Because they assume that just because they're disgusting horny monsters that everyone else is too. They don't understand that being that direct is fucking creepy as shit.
I was first experimenting back in the days of OkCupid and I would get dudes who offered fucking four figures to take my virginity.
And then I gave it for free to the guy who was warm, friendly, funny, and inviting.

IMHO, thats not only because of "men are like that because they are men" but also because girls mostly appreciate that. Don't know why, but it seems to me so

As much as it sucks, she did that purely to keep her options open. Single women are some mercenary bitches, user. If it's any consolation, she'll have zero problem "levelling up" to a new dude, probably within weeks. You dodged a bullet, I reckon.

Once you get a girl to laugh and trust you, sure. They like it.
Before then, it's weird as fuck.

You are quite right. But she really has bf for few years or so, but don't mention him till today.

Ah... well, remember an old saying from my country - not my circus, not my monkeys.

You'll find the right person - you seem pretty chill and genuine, so have a little faith. Peace, dude.
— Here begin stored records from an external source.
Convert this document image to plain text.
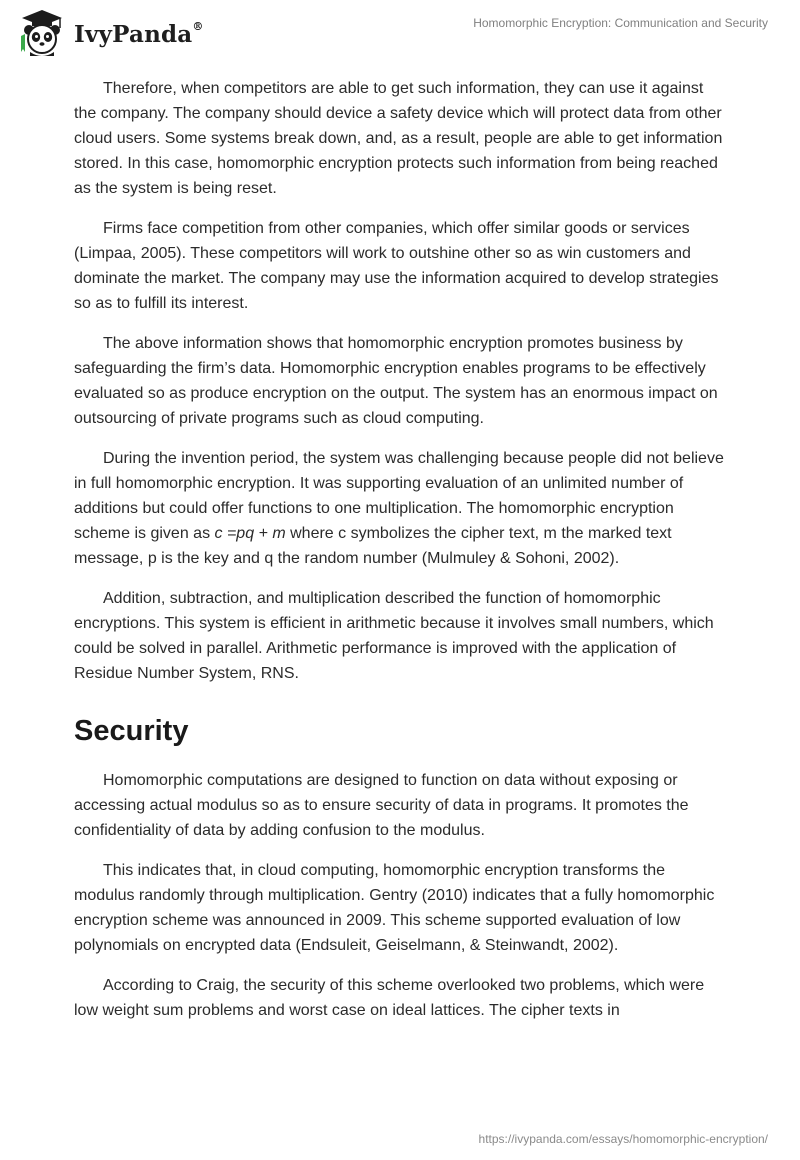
IvyPanda®	Homomorphic Encryption: Communication and Security

Therefore, when competitors are able to get such information, they can use it against the company. The company should device a safety device which will protect data from other cloud users. Some systems break down, and, as a result, people are able to get information stored. In this case, homomorphic encryption protects such information from being reached as the system is being reset.

Firms face competition from other companies, which offer similar goods or services (Limpaa, 2005). These competitors will work to outshine other so as win customers and dominate the market. The company may use the information acquired to develop strategies so as to fulfill its interest.

The above information shows that homomorphic encryption promotes business by safeguarding the firm’s data. Homomorphic encryption enables programs to be effectively evaluated so as produce encryption on the output. The system has an enormous impact on outsourcing of private programs such as cloud computing.

During the invention period, the system was challenging because people did not believe in full homomorphic encryption. It was supporting evaluation of an unlimited number of additions but could offer functions to one multiplication. The homomorphic encryption scheme is given as c =pq + m where c symbolizes the cipher text, m the marked text message, p is the key and q the random number (Mulmuley & Sohoni, 2002).

Addition, subtraction, and multiplication described the function of homomorphic encryptions. This system is efficient in arithmetic because it involves small numbers, which could be solved in parallel. Arithmetic performance is improved with the application of Residue Number System, RNS.

Security

Homomorphic computations are designed to function on data without exposing or accessing actual modulus so as to ensure security of data in programs. It promotes the confidentiality of data by adding confusion to the modulus.

This indicates that, in cloud computing, homomorphic encryption transforms the modulus randomly through multiplication. Gentry (2010) indicates that a fully homomorphic encryption scheme was announced in 2009. This scheme supported evaluation of low polynomials on encrypted data (Endsuleit, Geiselmann, & Steinwandt, 2002).

According to Craig, the security of this scheme overlooked two problems, which were low weight sum problems and worst case on ideal lattices. The cipher texts in

https://ivypanda.com/essays/homomorphic-encryption/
And what if I will find her but because of everything I experienced I will consider its just another option for me to fuck up like times before? That scares me as much as I bored of this "let's be friends"

Oh God, what a disgusting building of sentences, I probably shouldn't drink more tonight

We've all done that. I nearly killled myself with alcohol the day after my ex broke up with me.

Show tits

I'm a gay guy.

Same, show pecs.

Are you sure?

Despite everything that happened today, I'm not thinking about killing myself. I have heard from people many times that I'm unfeeling. In fact, I haven't even cried today or all that times before. Maybe this is the reason I am unable to find my mate

Just go in the fucking van. What is your problem.

I don't want to end up on a true crime documentary.

No.
I'm bisexual. But I've done a lot of gay stuff.
I've also been very successful with women on Tinder by approaching then almost exactly how the guys who wooed me approached me.

I ain't got any.

You should really say that on your dating profile first.